役所の人事には毎年決まった段取りがある。主要官庁は1月ごろ、事務次官ら最高幹部の顔ぶれを首相や官房長官に伝える。春先には局長級人事で非公式に承認を得て、4月末に審議官以上のリストを内閣人事局に提出。国会終了後の6〜7月に正式発令するのが通例だ。
財務省人事が宙吊りに
しかし今年は様相が異なった。財務省では高市氏との十分なコミュニケーションが取れず、事前調整はほぼなし。宇波弘貴主計局長の次官昇格を柱とする人事案が内閣人事局に提出されたが、たなざらしにされた。幹部は「保留ということにされている」と戸惑いを見せた。

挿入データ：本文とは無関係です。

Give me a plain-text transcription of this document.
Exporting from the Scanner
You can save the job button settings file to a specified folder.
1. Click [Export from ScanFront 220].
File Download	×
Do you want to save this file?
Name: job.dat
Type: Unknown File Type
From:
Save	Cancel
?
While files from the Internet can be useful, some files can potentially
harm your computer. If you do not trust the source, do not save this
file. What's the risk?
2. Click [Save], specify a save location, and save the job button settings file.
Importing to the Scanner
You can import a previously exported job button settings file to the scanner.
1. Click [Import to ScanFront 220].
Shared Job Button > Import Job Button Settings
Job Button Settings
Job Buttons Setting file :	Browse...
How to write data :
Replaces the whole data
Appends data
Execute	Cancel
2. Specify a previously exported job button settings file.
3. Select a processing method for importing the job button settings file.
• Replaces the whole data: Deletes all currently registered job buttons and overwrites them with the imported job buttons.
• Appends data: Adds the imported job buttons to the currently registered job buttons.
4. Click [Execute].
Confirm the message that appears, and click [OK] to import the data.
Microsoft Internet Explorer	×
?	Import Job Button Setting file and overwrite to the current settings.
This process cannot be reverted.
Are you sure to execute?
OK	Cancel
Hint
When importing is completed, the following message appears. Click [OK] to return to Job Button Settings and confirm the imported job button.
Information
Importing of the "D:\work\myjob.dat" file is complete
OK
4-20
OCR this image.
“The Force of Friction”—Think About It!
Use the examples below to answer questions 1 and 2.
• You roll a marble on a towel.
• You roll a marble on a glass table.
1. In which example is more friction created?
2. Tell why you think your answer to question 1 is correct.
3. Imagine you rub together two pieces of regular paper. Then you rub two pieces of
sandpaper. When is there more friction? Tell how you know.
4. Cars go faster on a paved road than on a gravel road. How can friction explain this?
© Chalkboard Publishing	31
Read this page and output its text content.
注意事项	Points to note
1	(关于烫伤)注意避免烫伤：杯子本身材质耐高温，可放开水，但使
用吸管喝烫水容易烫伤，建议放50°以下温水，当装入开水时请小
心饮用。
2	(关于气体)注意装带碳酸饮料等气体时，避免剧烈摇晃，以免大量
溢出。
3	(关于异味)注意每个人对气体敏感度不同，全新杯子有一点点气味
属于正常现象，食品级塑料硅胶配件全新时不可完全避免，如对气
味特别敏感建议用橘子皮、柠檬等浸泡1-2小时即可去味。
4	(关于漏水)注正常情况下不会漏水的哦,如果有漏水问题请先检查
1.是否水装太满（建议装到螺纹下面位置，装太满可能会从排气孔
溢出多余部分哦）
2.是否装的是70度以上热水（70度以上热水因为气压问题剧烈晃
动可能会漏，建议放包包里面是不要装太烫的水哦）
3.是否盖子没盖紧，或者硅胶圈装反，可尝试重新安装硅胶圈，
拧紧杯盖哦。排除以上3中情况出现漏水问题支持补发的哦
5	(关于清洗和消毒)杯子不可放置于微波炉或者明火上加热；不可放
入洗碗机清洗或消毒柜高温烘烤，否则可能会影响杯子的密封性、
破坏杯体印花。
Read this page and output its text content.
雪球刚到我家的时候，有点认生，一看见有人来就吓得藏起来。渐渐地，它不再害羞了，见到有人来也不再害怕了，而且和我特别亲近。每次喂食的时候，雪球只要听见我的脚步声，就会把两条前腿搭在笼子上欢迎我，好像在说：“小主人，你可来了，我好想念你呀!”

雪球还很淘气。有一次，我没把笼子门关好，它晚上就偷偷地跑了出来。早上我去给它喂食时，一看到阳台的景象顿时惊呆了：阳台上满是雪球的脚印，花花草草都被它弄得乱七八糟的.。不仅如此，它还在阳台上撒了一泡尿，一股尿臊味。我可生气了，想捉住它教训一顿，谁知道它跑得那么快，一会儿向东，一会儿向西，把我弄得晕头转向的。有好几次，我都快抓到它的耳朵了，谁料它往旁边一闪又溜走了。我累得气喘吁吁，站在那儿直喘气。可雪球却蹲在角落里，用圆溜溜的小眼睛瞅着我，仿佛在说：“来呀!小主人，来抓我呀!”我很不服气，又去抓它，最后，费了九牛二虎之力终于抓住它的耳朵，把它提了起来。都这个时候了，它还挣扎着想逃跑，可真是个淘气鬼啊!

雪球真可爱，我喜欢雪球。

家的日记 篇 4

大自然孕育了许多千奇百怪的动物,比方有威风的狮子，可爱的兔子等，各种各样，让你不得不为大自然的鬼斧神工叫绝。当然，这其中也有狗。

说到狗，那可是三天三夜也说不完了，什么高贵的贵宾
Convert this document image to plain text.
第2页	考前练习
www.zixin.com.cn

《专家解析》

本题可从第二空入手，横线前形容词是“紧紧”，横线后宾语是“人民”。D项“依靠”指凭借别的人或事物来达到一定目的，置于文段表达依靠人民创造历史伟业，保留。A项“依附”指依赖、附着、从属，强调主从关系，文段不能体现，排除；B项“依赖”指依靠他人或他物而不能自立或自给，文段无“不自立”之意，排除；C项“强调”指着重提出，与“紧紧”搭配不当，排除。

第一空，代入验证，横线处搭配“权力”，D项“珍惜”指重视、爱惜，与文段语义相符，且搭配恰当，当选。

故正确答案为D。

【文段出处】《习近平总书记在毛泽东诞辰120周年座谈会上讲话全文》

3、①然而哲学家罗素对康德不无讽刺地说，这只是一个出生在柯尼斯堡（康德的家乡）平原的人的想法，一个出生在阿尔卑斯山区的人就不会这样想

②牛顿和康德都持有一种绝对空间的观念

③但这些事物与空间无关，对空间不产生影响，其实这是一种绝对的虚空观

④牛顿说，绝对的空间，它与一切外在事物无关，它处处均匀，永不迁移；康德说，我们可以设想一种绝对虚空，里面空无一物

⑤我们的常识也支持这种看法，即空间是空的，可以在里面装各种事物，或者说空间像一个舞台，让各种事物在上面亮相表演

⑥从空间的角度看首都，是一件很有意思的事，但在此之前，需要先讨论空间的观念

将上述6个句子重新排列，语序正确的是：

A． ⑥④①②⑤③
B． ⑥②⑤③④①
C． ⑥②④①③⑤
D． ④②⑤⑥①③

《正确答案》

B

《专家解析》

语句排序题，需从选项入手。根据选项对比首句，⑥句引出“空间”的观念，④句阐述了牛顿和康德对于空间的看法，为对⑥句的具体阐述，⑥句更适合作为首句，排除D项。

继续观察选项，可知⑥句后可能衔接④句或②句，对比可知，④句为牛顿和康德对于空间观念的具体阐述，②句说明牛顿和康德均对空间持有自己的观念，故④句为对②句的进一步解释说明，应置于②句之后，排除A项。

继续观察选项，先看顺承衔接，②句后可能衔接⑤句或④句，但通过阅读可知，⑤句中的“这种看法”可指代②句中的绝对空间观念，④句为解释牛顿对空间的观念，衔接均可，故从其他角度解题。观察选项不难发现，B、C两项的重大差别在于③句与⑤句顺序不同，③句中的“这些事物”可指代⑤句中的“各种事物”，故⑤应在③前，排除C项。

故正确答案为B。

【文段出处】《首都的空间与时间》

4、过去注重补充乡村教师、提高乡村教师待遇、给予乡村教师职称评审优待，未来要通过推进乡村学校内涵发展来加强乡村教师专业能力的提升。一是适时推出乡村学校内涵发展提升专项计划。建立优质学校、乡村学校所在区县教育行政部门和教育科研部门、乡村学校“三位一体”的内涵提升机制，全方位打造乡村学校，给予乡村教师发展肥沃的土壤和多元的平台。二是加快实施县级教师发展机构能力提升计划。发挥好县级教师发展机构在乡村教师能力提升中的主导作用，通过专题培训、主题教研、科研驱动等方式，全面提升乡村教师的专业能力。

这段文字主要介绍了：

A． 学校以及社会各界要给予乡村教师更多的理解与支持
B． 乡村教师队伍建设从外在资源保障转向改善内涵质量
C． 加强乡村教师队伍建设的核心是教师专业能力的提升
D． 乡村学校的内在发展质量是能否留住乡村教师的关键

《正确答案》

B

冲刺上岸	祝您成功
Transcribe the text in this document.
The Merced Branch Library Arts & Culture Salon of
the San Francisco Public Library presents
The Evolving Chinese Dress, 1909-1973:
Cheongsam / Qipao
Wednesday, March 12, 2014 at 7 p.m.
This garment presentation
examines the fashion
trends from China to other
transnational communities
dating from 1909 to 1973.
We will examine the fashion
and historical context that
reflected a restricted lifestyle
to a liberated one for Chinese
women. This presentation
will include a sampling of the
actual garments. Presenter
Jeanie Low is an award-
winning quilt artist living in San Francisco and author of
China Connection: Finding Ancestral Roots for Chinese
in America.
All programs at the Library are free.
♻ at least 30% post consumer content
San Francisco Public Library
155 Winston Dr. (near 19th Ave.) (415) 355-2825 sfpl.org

その間、「首相は主計局長の昇格を認めない」「財務省の思いどおりにはさせない」など真偽不明の情報が飛び交い、官邸側も否定せず、「今年の人事はどうなるかわからない」という空気が広がった。
最終的に原案通り承認
最終的に高市氏は財務省の原案通り人事を認め、宇波新次官の誕生が確定。しかし、半年近く宙ぶらりんになったことに、財務官僚は「食料品の消費税率引き下げで協力することが承認の条件だと言っているに等しい。不作為による人事の武器化だ」と憤った。